Frequently asked questions

What is a iron condor on FXE?
A iron condor on FXE is the iron condor strategy applied to FXE (etf). The strategy is structurally neutral / range-bound: An iron condor sells a call spread and a put spread at strikes outside spot, collecting net premium that is kept if the underlying stays inside the inner short strikes. With FXE etf trading near $107.68, the strikes shown on this page are snapped to the nearest listed FXE chain strike and the premiums come straight from the end-of-day bid/ask midpoint.
How are FXE iron condor max profit and max loss calculated?
Max profit equals the net credit times 100 inside the inner strikes; max loss equals wing width minus credit times 100. Two breakevens at inner strikes plus and minus the credit. For the FXE iron condor priced from the end-of-day chain at a 30-day expiry (ATM IV 5.50%), the computed maximum profit is unbounded per contract and the computed maximum loss is unbounded per contract. Live intraday quotes will differ as the chain moves through the trading session.
What is the breakeven for a FXE iron condor?
The breakeven for the FXE iron condor priced on this page is no defined breakeven on the modeled curve at expiration, derived from end-of-day chain premiums. Breakeven is the underlying price at which the strategy's P&L crosses zero ignoring transaction costs and assignment risk.
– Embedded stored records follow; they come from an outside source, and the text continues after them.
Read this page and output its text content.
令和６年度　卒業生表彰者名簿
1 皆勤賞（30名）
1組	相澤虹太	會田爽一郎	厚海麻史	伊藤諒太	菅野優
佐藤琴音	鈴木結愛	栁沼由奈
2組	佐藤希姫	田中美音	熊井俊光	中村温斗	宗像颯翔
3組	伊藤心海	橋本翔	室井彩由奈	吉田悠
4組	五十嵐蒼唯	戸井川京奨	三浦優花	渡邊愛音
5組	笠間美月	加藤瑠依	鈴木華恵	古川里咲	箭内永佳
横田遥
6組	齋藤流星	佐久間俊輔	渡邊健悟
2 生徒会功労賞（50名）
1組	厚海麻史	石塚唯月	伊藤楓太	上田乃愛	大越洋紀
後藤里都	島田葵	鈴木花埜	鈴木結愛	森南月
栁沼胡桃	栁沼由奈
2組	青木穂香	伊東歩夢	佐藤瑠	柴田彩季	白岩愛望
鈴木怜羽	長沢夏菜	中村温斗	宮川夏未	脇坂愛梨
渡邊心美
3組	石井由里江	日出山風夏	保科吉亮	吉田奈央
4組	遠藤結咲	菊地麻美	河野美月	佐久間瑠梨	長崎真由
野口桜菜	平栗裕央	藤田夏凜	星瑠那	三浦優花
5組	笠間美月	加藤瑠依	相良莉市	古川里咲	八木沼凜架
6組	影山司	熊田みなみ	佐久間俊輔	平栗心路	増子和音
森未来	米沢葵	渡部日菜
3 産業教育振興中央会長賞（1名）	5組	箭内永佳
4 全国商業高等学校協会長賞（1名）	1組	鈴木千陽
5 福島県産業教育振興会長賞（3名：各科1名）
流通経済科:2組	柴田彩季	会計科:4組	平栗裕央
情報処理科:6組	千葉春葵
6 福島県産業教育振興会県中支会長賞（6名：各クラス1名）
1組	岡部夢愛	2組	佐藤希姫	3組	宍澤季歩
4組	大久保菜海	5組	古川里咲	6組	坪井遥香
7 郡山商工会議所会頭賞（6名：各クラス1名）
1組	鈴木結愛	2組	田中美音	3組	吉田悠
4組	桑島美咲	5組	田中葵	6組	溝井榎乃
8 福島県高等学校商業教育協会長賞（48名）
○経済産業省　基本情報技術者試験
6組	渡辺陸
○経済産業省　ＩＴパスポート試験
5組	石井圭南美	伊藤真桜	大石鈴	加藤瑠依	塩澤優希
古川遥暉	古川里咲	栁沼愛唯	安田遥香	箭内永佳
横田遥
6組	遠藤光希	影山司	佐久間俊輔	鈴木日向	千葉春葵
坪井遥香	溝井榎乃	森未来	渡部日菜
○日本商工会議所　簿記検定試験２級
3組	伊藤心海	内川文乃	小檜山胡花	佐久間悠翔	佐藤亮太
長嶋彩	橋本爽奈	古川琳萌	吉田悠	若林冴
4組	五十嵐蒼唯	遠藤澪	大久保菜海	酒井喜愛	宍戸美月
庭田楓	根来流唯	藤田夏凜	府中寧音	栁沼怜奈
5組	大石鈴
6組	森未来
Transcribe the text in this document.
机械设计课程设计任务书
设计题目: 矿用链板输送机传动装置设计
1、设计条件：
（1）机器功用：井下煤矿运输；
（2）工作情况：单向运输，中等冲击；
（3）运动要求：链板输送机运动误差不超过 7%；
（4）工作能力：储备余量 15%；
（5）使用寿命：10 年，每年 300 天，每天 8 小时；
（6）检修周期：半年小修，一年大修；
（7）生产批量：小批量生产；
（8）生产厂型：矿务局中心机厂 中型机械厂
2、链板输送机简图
The current FXE market-implied 1-standard-deviation expected move is approximately 1.58%; if the move sits well outside the breakeven distance, the structure's risk-reward becomes correspondingly tighter.
When should you consider a iron condor on FXE?
Iron condors on FXE are a delta-neutral premium-collection structure that profits if FXE etf stays inside the inner short strikes; short strikes typically sit near 1 standard deviation from spot.
How does current FXE implied volatility affect this iron condor?
FXE ATM IV is at 5.50% with IV rank near 0.42%, which is on the low end of its 1-year range. Premium-buying structures (long call, long put, debit spreads) are relatively cheap in this regime; premium-selling structures collect less credit per unit risk.